Data that has been used for around 10,000 orders from the Dutch online toy store Toppie Speelgoed has been for sale online at a hackers' forum. A Bol.com spokesperson confirms this to NU.nl on Monday after reporting from the Belgian VRT .
It would be the data of customers in the Netherlands and Belgium, concerning ten thousand orders and therefore probably thousands of customers. Toppie Toys sold toys through Bol.com, among other things, which also made it possible to obtain information from a number of Bol.com customers.
The damage is less severe among Bol.com customers than consumers who bought their toys through Toppie's own site. Bol.com only shares name and delivery address with external sellers, while Toppie itself also records e-mail addresses and telephone numbers.
The hacker is said to have misused a moment when data was transferred from one server of the company to another. In an "intermediate phase" of this process, a mistake would have been made by the company, whereby the data came into the hands of third parties. "This is not about recent orders," Bol.com responds.

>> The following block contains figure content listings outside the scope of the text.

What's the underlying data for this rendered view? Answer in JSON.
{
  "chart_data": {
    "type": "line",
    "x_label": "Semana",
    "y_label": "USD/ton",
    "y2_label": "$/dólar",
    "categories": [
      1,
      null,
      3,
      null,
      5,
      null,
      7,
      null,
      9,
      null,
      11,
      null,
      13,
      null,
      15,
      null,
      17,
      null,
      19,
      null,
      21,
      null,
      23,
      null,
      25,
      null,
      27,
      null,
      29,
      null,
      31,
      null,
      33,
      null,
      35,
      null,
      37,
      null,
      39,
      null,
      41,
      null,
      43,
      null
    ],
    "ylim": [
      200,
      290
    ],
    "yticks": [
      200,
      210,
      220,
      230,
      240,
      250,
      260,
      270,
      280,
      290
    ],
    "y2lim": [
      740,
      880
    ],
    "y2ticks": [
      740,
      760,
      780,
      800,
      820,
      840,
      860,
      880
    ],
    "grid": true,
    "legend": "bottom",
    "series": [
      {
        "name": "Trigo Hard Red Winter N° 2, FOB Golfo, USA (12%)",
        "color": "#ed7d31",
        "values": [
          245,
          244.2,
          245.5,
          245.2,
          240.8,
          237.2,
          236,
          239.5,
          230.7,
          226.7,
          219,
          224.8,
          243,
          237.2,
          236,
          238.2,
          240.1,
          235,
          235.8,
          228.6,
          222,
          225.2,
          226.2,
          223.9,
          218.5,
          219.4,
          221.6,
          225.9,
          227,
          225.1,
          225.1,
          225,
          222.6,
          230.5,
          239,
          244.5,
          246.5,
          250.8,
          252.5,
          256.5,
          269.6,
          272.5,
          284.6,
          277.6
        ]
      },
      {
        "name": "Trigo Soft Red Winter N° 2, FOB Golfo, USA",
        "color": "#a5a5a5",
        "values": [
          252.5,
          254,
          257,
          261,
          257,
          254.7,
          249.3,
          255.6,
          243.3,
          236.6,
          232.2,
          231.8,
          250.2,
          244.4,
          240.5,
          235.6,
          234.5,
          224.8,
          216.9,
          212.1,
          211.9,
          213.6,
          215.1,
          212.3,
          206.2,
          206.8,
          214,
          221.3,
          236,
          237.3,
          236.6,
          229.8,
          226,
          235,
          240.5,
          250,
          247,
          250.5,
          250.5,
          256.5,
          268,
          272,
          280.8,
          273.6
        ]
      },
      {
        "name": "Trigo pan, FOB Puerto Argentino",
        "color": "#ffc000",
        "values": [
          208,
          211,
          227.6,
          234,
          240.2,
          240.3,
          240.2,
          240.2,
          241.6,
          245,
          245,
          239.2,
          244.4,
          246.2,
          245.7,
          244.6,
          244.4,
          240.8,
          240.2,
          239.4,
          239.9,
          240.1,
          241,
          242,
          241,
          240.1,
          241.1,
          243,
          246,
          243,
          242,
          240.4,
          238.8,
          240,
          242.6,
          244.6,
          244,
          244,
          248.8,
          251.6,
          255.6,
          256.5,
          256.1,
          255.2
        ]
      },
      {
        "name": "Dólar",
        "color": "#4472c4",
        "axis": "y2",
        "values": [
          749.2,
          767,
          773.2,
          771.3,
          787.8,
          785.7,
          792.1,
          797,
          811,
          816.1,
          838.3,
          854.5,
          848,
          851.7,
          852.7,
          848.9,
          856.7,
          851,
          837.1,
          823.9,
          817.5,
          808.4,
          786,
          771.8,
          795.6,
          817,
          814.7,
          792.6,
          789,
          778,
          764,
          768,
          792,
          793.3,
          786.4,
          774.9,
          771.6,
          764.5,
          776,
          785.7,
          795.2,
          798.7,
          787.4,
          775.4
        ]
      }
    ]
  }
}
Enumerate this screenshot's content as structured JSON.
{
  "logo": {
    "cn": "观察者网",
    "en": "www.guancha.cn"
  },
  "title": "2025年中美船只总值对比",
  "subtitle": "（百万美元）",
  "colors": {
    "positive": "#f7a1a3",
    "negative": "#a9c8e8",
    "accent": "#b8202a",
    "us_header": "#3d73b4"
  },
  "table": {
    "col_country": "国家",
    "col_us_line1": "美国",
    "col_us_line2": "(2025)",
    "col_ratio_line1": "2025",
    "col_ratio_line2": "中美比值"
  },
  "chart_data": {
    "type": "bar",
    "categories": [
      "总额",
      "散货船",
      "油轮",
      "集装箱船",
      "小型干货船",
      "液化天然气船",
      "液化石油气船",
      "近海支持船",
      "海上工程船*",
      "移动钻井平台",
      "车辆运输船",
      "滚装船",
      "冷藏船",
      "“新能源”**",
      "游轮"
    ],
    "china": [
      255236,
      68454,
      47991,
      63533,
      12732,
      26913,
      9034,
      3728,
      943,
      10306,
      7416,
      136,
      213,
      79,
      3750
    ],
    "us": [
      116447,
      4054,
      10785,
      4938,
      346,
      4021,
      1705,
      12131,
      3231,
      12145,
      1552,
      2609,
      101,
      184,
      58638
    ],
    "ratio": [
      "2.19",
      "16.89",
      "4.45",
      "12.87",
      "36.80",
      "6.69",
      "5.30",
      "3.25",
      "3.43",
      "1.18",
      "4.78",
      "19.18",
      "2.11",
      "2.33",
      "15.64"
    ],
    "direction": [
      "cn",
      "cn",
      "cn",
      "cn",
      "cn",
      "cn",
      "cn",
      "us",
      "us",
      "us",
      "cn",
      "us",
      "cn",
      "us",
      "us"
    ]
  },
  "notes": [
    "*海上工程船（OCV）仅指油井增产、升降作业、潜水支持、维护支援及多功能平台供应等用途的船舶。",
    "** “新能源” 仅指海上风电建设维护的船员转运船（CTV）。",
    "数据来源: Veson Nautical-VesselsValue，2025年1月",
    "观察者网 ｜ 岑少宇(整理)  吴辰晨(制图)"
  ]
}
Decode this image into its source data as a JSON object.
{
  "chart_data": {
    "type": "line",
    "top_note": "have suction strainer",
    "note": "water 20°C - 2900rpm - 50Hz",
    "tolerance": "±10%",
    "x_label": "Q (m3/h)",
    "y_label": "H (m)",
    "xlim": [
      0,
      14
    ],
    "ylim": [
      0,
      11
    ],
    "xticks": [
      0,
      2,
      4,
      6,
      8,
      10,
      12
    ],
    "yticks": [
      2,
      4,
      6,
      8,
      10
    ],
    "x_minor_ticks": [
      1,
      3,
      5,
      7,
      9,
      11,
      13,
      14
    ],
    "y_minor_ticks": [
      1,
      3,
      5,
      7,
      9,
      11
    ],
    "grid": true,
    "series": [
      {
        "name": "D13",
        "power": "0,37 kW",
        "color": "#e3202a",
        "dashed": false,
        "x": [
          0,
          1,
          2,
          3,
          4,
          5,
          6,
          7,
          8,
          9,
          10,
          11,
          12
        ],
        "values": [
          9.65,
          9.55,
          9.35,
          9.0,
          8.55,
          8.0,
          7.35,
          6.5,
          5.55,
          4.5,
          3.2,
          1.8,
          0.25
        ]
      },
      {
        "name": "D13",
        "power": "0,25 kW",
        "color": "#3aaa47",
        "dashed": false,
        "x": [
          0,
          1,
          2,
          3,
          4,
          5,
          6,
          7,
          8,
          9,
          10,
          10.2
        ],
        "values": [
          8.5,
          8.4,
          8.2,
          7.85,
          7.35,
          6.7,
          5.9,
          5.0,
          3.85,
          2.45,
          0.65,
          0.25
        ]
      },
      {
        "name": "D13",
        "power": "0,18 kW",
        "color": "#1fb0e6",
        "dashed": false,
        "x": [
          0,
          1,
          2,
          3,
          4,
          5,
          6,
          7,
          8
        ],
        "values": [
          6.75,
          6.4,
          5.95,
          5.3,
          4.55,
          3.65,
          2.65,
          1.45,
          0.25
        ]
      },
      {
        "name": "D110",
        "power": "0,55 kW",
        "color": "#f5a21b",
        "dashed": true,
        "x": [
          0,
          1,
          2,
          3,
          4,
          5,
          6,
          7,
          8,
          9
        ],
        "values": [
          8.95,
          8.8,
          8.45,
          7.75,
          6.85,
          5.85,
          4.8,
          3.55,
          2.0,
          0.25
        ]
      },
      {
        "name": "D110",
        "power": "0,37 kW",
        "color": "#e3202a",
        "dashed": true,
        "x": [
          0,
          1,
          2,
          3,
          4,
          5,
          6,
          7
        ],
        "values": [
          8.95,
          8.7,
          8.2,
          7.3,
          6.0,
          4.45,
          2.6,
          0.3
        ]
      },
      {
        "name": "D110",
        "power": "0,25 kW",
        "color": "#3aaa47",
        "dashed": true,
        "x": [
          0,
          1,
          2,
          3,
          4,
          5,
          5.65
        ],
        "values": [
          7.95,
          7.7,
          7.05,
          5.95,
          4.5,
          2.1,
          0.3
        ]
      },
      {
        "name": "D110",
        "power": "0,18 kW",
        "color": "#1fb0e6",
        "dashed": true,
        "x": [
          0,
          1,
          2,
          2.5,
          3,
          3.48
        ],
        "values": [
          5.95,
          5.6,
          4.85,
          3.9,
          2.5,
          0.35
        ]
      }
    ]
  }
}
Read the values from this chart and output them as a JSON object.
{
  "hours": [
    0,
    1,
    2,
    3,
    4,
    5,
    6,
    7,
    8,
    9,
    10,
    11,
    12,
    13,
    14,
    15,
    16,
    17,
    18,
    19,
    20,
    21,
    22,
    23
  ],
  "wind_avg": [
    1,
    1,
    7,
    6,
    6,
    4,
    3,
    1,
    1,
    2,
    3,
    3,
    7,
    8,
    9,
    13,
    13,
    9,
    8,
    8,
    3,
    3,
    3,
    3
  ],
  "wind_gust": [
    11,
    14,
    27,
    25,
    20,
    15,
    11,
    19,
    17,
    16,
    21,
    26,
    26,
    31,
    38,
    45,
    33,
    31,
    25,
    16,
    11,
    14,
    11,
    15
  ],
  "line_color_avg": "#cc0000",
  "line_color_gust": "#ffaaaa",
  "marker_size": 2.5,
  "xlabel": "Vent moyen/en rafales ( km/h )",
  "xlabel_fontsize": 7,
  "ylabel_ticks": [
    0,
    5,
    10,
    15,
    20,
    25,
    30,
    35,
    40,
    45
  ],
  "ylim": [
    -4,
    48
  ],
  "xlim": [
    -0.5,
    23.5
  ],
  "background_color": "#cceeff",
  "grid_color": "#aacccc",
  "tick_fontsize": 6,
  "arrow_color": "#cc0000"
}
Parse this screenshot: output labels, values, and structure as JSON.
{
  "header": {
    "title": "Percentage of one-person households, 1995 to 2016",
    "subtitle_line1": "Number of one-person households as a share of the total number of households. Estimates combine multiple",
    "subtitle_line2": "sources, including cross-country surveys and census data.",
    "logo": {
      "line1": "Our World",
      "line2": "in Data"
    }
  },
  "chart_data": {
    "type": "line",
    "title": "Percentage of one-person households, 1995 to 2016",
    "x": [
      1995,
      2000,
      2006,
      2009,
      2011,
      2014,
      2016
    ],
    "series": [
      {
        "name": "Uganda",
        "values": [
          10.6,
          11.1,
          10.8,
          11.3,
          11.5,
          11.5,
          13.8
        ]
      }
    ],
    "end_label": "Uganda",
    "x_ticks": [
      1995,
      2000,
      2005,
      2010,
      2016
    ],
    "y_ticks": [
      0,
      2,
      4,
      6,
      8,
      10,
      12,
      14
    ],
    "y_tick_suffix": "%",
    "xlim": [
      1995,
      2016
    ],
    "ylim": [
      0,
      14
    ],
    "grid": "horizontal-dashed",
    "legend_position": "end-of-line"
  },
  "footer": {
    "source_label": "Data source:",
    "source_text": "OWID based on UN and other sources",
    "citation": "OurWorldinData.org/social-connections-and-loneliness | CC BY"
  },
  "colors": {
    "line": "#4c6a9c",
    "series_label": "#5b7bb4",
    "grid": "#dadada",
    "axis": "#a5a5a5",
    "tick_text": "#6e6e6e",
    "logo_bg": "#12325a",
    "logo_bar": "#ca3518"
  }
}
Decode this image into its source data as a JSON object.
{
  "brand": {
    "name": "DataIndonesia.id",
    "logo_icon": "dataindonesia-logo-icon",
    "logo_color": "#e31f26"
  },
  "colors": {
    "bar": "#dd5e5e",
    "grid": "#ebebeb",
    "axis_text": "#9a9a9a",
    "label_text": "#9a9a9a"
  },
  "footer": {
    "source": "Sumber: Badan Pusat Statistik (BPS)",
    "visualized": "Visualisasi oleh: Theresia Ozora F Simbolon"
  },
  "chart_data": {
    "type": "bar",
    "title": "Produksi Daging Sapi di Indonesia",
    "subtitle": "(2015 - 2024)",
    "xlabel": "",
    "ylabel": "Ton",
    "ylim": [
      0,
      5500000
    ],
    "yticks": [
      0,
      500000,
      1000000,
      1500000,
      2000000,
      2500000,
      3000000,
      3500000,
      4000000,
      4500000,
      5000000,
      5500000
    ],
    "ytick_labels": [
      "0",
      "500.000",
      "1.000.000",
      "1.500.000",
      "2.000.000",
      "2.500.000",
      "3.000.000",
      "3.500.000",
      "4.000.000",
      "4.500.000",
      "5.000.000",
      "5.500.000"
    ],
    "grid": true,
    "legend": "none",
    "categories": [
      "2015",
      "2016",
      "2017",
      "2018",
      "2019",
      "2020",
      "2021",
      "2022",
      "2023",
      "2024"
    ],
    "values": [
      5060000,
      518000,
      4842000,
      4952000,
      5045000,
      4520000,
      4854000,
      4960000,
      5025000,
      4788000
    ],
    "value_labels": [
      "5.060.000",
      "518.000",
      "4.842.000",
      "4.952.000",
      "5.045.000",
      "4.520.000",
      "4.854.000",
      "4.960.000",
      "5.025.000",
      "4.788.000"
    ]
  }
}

Toppie Speelgoed makes a declaration
VRT immediately contacted Bol.com after they found the file with the data, says a spokesperson for the web store. After research by Bol.com, the leak was found to be at Toppie Speelgoed.
"External parties are responsible for storing customer data", Bol.com responds. "We cannot check all storage systems of entrepreneurs."
Toppie Speelgoed makes a report to the police and is said to have reported to the Dutch Data Protection Authority (AP). According to Bol.com that was not necessary, but the company Toppie Speelgoed nevertheless advised to make a declaration as a precaution. "The damage is limited. No passwords or bank details have been leaked."
Bol.com is now investigating the reliability of Toppie Toys.